We found that all 34 HuRef scaffolds that were deemed before as “new sequence” (Supplemental Fig. S5) also have a large number of hits from differential male reads (Supplemental Table S4, column 6), which confirms that they contain new Y-linked sequence. Among the 85 scaffolds that closely match the reference Y, we found three patterns of hits of differential male reads: (1) scaffolds that have very few or zero hits from the differential male reads; these scaffolds are completely subsumed into the reference Y; (2) scaffolds that contain the misassembled XTR region, characterized by a large number of hits from the differential male reads, unevenly distributed (DS486171, DS486351, etc.) (Supplemental Table S4); they also have many hits from female reads in the same region of differential male reads, so we dismissed them; and (3) scaffolds that contain a discrete region with a large number of hits from the differential male reads, evenly distributed and devoid of significant coverage by female reads (e.g., Fig. 6). The latter pattern provides unequivocal evidence of new Y-linked sequences; we found it in five regions, belonging to four scaffolds. Three of them were already detected with the previous approach (DS486628, DS486519, and DS486512); the remaining two regions are part of a large scaffold (DS486277), so their presence was inconspicuous in Supplemental Figure S5. Four additional scaffolds contain small patches (< 2 kbp) of new sequence (DS486286, DS486428, DS486288, and DS487109) and were not further studied.
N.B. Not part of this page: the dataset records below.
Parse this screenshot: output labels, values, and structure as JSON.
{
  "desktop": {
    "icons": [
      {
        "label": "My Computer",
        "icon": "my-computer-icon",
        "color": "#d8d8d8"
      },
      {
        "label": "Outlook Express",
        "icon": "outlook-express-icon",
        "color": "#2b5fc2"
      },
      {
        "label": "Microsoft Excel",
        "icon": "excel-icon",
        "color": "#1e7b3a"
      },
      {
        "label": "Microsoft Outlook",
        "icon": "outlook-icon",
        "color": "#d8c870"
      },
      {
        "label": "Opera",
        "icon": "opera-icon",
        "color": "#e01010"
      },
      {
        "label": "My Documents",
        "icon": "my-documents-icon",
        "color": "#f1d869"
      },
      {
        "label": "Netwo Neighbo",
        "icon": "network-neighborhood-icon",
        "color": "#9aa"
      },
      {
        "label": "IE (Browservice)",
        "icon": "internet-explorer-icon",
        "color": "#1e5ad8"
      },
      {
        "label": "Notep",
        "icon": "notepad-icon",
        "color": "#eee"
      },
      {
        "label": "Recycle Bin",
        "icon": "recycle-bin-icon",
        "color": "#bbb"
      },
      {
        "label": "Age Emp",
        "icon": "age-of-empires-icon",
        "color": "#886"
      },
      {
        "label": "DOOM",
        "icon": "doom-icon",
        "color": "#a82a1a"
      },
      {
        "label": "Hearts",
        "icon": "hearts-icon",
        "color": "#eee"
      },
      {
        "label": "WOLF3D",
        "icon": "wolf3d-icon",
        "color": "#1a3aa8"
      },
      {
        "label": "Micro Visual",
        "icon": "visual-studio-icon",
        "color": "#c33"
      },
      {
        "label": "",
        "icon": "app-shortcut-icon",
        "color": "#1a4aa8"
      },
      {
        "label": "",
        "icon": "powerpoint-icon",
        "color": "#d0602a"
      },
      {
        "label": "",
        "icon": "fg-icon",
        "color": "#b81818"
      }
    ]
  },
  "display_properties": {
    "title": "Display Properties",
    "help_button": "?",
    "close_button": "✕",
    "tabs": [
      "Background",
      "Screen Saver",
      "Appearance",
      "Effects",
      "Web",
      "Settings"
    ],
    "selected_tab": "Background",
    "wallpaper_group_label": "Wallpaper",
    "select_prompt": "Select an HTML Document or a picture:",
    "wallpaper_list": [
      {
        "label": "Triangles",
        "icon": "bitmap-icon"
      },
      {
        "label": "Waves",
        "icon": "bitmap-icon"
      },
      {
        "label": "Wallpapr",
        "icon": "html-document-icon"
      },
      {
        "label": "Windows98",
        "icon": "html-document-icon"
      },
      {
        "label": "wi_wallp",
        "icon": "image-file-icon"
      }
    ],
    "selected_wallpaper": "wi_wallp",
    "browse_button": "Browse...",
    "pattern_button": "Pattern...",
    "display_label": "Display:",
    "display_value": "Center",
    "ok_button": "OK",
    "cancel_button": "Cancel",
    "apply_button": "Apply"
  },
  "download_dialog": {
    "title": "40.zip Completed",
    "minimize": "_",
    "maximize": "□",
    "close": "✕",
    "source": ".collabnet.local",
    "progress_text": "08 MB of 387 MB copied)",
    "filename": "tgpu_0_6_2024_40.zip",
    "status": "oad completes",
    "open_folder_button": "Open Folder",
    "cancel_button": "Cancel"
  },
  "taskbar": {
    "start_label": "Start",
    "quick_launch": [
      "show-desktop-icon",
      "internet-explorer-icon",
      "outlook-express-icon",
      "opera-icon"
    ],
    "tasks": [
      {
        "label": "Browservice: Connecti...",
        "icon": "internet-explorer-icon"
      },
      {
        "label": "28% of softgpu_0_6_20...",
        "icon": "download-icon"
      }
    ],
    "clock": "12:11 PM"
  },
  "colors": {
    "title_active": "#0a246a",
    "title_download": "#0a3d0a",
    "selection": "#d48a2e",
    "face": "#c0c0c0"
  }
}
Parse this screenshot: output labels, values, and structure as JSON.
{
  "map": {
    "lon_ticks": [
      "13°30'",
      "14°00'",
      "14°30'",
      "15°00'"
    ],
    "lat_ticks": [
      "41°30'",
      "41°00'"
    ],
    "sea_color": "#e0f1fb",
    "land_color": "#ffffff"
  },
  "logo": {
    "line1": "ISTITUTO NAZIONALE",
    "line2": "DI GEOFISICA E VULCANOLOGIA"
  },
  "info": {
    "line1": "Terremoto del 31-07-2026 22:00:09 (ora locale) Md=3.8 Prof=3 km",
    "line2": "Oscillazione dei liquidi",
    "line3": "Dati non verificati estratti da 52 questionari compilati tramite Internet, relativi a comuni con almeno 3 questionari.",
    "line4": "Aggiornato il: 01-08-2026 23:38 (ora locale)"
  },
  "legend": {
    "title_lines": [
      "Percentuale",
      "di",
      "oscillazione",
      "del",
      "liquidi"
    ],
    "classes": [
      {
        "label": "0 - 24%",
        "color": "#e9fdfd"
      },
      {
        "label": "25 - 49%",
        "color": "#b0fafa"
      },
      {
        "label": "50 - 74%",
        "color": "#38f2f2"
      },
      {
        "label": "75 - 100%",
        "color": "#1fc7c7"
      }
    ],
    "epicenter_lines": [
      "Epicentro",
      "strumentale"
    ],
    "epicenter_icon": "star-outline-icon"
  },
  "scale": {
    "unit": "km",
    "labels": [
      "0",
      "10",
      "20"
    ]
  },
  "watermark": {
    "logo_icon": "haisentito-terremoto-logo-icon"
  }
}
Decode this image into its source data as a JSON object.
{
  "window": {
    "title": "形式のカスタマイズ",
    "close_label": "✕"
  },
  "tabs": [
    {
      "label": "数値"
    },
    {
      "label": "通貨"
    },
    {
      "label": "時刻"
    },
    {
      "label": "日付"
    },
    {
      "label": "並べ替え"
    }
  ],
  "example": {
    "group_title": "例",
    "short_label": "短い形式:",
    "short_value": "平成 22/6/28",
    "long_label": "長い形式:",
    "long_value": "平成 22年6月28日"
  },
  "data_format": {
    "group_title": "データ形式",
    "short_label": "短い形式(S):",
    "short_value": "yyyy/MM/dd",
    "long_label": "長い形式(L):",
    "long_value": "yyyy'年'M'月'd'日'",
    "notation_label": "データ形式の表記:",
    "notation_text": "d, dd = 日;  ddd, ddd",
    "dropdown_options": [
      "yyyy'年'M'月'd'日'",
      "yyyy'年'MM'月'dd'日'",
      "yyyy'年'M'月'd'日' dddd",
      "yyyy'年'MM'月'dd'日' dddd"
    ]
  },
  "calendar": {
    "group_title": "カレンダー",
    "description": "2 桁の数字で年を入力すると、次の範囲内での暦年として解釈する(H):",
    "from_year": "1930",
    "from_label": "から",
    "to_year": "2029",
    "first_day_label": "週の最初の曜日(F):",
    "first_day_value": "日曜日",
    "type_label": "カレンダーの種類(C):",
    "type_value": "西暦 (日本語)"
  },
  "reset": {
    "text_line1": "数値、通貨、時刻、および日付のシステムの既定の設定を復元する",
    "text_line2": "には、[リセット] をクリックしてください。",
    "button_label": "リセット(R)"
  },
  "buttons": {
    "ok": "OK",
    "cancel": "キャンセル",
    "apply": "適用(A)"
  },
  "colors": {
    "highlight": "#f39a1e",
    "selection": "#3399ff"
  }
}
The above procedures control for all reasonable sources of artifacts. Two different approaches (Supplemental Table S4, columns 5,6) yield similar results (namely, both identified the 34 small scaffolds, plus scaffolds DS486512, DS486519, and DS486628 as containing new Y sequences). The k-mer comparison (Supplemental Table S4, column 5) is insensitive to large scale misassemblies (contig inversions, etc.), which are common in repetitive regions. The alignment of male differential reads (Supplemental Table S4, column 6) is insensitive to contaminant DNA, plain sequence errors in HuRef (which might mimic new sequence), and also to rare alleles/new mutations present in the HuRef donor because the male reads would not match them. The visualization of the alignment of the three types of short reads (male, differential male, and female) (Fig. 6) allowed the separation of differences between HuRef and the reference Y due to new sequence from artifacts caused by misassemblies (the later have hits against female reads in the same region of the differential male reads).The five newly found regions that extend the reference Y scaffolds are summarized in Supplemental Table S3.
Data access
The new nucleotide sequences reported in this manuscript have been submitted to GenBank (http://www.ncbi.nlm.nih.gov/genbank/) as Third Party Annotation sequences under the accession numbers TPA: BK008736–BK008744.
Acknowledgments
We thank L. Farinelli, G. Marçais, S. Beyer, P. Green, E. Eichler, G. Sutton, J. Miller, A. Zimin, J. Felsenstein, M. Khuner, E. Walkup, J. McGill, R. Giansiracusa, C. Berg, M. Bahia-Schlee, B. Lemos, A. Peixoto, M. Luz, P. Paiva, G. Nassar, E. Dupim, and L. Koerich for valuable suggestions and help. We thank NACAD/UFRJ and GS/UW for computational facilities, and the Drosophila Species Stock Center (U.C. San Diego) for the Drosophila strains. This work was supported by Conselho Nacional de Desenvolvimento Científico e Tecnológico-CNPq, Fundação de Amparo à Pesquisa do Estado do Rio de Janeiro-FAPERJ, Guggenheim Foundation, FIC-NIH grant TW007604 (A.B.C.) and NIH grant GM64590 (A.G.C. and A.B.C.). A.B.C. conceived the work, performed the research, and analyzed the data; A.G.C. suggested the use of human data; A.B.C. and A.G.C. wrote the paper. A.B.C. dedicates this paper to the memory of Alexandre Peixoto, outstanding scientist and human being.
Footnotes
[Supplemental material is available for this article.]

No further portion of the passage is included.